Why, This House Is No Fun At All!

When flipping through DC’s recent Showcase Presents Wonder Woman trade, the reader is often confronted with far, far more questions than they get answers to. Questions like…

 

Why did the US Government build a hundred foot-tall stick of dynamite?

 

Why is Wonder Woman’s marriage to Steve Trevor entirely contingent upon her wrestling a shark?

 

 

And perhaps most importantly…

Why are all of these stories about Wonder Woman shrinking?

 

If you think about it though, the answer should be pretty obvious: Because Bob Kanigher. That’s why.

Once that little bit of logic is applied, everything else makes a lot more sense–relatively speaking–but there are still stories in there that stick out even when you consider that they were written by the guy who brought us the Metal Men and managed to out-crazy even Bob Haney with stories like The Gunner is a Gorilla. Take, for instance, 1958’s “The Fun House of Time” from Wonder Woman #101.

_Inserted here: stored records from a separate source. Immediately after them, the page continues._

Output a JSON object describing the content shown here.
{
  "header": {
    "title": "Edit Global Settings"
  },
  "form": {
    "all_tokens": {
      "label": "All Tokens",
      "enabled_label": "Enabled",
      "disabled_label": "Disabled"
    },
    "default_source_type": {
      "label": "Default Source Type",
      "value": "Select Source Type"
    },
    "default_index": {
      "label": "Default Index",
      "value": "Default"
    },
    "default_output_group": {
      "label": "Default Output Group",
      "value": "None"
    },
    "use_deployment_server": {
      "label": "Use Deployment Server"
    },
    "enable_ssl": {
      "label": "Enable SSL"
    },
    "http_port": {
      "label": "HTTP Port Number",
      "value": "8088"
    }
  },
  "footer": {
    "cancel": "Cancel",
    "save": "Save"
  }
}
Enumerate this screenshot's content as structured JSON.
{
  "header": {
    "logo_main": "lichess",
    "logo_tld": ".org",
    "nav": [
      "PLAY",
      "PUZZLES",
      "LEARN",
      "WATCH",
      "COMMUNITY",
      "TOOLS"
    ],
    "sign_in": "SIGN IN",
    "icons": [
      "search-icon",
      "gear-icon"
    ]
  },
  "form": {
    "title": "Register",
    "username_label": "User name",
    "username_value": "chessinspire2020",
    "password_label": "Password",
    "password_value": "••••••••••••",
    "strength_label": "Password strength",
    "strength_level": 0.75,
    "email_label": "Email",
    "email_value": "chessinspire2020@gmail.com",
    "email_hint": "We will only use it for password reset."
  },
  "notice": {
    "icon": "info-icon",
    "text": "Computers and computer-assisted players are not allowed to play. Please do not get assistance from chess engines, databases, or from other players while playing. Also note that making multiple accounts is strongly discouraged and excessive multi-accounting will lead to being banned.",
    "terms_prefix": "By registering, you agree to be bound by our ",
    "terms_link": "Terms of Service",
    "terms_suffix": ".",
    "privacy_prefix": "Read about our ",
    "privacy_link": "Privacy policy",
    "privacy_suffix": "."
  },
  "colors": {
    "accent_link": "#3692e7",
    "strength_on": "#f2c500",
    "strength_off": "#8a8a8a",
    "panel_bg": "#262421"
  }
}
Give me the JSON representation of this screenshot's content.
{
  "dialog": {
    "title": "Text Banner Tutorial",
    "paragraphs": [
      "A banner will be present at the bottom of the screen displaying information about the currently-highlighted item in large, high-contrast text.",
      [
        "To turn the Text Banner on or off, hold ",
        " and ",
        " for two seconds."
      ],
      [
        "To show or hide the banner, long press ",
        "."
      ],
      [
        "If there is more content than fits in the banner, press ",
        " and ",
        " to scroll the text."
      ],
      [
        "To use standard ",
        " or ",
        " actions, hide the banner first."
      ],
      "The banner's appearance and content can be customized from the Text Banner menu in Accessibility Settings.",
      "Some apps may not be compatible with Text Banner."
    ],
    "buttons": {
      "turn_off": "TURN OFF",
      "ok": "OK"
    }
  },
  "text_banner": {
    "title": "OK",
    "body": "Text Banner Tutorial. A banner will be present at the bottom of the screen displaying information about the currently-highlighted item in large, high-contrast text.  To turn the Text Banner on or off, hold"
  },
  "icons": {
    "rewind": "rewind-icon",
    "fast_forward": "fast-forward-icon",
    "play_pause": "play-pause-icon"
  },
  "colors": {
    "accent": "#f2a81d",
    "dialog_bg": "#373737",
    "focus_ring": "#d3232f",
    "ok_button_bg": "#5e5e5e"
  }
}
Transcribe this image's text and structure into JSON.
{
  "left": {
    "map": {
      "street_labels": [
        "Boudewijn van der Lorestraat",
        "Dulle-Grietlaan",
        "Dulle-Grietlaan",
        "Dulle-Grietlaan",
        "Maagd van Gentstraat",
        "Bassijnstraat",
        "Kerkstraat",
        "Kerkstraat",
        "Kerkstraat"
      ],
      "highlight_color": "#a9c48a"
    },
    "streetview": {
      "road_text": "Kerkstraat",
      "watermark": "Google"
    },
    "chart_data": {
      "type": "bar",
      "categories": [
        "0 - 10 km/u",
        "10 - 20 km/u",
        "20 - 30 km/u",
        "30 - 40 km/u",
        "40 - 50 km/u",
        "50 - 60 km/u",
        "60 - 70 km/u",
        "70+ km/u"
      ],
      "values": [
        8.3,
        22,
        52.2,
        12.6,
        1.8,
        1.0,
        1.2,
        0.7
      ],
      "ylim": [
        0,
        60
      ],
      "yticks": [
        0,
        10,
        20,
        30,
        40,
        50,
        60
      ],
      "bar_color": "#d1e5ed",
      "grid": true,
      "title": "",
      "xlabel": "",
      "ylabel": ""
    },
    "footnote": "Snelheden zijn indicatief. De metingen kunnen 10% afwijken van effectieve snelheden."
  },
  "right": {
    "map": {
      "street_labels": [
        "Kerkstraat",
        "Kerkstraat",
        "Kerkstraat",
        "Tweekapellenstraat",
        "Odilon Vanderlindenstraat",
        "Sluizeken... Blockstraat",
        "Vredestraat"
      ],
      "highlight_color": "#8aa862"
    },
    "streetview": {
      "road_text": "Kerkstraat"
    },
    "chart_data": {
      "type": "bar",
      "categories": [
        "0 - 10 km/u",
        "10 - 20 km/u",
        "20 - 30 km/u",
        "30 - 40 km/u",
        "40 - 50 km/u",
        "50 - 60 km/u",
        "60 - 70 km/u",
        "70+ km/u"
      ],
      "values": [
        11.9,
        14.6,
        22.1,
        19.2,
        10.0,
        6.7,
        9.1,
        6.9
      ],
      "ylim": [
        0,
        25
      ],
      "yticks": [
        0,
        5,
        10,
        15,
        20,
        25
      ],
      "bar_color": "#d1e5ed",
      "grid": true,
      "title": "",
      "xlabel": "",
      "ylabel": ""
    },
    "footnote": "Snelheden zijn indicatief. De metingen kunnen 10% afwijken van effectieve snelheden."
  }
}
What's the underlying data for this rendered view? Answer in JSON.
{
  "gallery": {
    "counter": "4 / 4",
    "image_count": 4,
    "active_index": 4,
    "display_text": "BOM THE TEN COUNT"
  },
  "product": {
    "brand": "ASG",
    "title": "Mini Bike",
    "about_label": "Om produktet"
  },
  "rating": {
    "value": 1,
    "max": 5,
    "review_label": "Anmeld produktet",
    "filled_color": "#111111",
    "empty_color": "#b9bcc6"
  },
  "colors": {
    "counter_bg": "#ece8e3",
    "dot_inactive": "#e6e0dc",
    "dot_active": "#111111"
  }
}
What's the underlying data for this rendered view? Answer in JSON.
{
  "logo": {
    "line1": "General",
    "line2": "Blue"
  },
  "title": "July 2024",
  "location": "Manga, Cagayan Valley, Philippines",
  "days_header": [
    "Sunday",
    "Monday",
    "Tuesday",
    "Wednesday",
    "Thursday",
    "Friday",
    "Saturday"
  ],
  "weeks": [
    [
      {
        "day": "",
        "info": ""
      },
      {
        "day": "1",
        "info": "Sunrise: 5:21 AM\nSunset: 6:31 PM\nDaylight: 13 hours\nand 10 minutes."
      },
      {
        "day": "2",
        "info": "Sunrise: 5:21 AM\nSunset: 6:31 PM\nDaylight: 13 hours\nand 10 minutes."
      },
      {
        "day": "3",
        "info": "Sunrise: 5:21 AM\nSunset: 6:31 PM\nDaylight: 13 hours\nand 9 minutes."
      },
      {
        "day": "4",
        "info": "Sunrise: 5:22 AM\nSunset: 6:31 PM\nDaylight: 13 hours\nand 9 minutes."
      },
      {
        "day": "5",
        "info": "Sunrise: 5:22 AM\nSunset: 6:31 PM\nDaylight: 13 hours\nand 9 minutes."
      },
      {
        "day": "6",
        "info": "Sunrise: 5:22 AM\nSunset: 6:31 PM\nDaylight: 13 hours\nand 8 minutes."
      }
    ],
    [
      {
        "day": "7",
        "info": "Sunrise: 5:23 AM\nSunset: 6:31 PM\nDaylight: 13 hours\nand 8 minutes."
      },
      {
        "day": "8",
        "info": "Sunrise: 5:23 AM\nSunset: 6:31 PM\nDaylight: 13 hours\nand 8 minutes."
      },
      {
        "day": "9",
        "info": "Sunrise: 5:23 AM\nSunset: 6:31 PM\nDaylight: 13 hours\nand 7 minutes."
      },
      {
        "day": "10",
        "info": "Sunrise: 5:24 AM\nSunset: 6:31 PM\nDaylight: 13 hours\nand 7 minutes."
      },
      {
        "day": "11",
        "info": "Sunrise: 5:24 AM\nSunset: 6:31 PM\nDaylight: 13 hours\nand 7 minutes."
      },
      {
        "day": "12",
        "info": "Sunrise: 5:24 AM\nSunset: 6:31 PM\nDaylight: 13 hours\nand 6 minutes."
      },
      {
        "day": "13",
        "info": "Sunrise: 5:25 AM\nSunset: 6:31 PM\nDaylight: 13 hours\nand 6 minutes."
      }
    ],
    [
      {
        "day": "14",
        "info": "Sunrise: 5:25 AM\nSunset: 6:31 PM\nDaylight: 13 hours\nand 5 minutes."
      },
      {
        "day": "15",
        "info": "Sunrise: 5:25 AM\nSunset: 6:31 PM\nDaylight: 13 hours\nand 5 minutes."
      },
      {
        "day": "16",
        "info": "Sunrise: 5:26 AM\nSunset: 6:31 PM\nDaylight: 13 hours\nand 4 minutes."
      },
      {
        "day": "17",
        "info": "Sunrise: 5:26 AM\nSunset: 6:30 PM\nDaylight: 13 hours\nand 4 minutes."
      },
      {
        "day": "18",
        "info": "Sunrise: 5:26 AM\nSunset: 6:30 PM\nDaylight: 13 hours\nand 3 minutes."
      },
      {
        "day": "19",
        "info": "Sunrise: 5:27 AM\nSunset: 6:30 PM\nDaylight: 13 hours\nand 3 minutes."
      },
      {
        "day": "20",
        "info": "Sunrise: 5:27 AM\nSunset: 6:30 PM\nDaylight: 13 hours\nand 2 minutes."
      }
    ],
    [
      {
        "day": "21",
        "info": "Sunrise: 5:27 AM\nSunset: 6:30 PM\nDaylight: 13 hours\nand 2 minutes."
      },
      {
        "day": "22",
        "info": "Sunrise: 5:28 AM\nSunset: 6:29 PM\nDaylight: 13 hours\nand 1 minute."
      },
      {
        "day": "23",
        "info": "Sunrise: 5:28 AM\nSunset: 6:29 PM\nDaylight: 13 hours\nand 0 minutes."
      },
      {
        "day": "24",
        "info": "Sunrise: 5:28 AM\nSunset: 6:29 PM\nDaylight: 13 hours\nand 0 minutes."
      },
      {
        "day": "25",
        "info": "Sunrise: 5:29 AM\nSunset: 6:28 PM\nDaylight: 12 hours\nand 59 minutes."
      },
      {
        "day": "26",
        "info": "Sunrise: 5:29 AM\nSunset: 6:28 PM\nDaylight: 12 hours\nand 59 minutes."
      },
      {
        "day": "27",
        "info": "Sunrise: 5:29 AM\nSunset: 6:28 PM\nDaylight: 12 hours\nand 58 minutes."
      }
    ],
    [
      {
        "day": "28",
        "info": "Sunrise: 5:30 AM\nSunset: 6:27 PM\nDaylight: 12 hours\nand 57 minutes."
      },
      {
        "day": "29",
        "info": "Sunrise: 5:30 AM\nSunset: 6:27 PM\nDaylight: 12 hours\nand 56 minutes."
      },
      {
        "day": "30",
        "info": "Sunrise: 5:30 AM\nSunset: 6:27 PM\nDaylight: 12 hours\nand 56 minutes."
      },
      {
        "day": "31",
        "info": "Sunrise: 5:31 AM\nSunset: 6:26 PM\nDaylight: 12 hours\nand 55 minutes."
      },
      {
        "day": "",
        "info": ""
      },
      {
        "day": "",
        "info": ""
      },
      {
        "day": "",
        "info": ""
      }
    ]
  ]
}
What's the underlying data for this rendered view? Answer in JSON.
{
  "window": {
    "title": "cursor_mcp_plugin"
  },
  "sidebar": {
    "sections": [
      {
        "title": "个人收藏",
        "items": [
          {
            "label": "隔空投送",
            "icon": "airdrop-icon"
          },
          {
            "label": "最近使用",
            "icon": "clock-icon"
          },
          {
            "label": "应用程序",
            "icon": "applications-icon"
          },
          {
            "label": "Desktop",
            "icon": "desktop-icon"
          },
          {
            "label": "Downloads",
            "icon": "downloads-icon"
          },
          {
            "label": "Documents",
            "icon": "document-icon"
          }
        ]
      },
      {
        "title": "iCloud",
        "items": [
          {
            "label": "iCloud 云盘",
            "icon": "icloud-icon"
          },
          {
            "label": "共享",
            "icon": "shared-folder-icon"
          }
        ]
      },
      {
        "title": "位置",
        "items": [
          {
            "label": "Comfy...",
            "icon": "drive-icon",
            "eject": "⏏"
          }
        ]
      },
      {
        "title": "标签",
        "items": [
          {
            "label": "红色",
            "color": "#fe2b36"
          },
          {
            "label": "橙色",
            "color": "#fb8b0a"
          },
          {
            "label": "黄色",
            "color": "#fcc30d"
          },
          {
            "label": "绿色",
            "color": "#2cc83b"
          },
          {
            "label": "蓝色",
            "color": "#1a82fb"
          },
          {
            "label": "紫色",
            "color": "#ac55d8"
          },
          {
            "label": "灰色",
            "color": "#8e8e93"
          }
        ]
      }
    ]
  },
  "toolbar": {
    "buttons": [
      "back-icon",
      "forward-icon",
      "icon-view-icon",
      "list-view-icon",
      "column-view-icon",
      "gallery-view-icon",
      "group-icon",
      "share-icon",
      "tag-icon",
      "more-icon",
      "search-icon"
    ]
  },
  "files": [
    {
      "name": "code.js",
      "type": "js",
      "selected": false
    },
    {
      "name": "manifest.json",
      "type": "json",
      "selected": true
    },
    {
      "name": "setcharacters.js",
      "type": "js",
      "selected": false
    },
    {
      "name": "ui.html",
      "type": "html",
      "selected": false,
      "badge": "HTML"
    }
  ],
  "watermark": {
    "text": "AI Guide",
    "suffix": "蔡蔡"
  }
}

Whenever a Fun House shows up in a super-hero title, it’s not going to be any fun whatsoever. It’s one of the last unbroken rules of comics, and as someone who grew up in South Carolina and attended the County Fair on a number of occasions, I’ve never once gone into one of those things and ended up fighting for my life against a series of deathtraps, each more diabolical than the last.

Clearly, I’ve been missing out.

Wonder Woman, however, suffers from no such problem:

 

 

The whole shindig gets kicked off when Wonder Woman and her reasonably useless and vaguely militaristic sidekick Steve Trevor head out to one of the charity carnivals that one can assume were held weekly back in the late ’50s. See, they’ve been invited out to be the first couple to test out the ride by the friendly (yet Cryptkeeperesque) proprietor of the Fun House, Ty M. Master. And yes, they have to say his full name–including the completely unnecessary middle initial–like five times and still have to be told that he’s actually the villainous Time Master.

Anyway, once entering, they find themselves confronted with a room full of doors and, after picking one out and going through it, end up in the time of dinosaurs fighting a giant pterodactyl.

Now, one would assume that this would be the point where all traditional logic would go rocketing out the window, but beleive it or not, Kanigher managest to actually top his own crazy within three panels:

 

 

His pistol doesn’t work… because it hasn’t been invented yet. “But Chris!” you may well be saying to yourself at this point, “Clothes hadn’t been invented either, and they’re not walking around naked! Why doesn’t–”

Because Bob Kanigher. That’s why.

Wonder Woman’s able to save them by lassoing a convenient meteor and using it to create a smoke screen, and once they’re teleported back into the room with all the doors, they start to suspect that something fishy’s going on. Time Master pops in to tell them that he plans to destroy them, blah blah blah, and their only chance is to find him hiding behind one of the doors. So they pick one, and end up in the middle of the ocean circa 1492, being sucked into a whirlpool along with Christopher Columbus’s flagship.

 

 

The Pinto, hm? Looks like that whole Wisdom of Athena thing’s working out pretty well for you.

Anyway, Wonder Woman sets things right with Columbus & Co., and once she heads up to the future to harness the power of 1.21 gigawatts of electricity…

 

 

…she figures out that she can easily defeat the Time Master by vibrating her molecules so that she can go through the doors without actually opening them. This was, for the record, the method by which every single DC comics super-villain was defeated in the ’50s. “Vibrating your molecules” was the “sentient nanotechnology” of its day.

Thus, evil is defeated once again, we’re left with a pretty incomprehensible moral to send us on our way:

 

 

Yes, children of the ’50s, evil will always be defeated, because the world is like an eternal amusement park. Strong words, Mr. Kanigher. Strong words.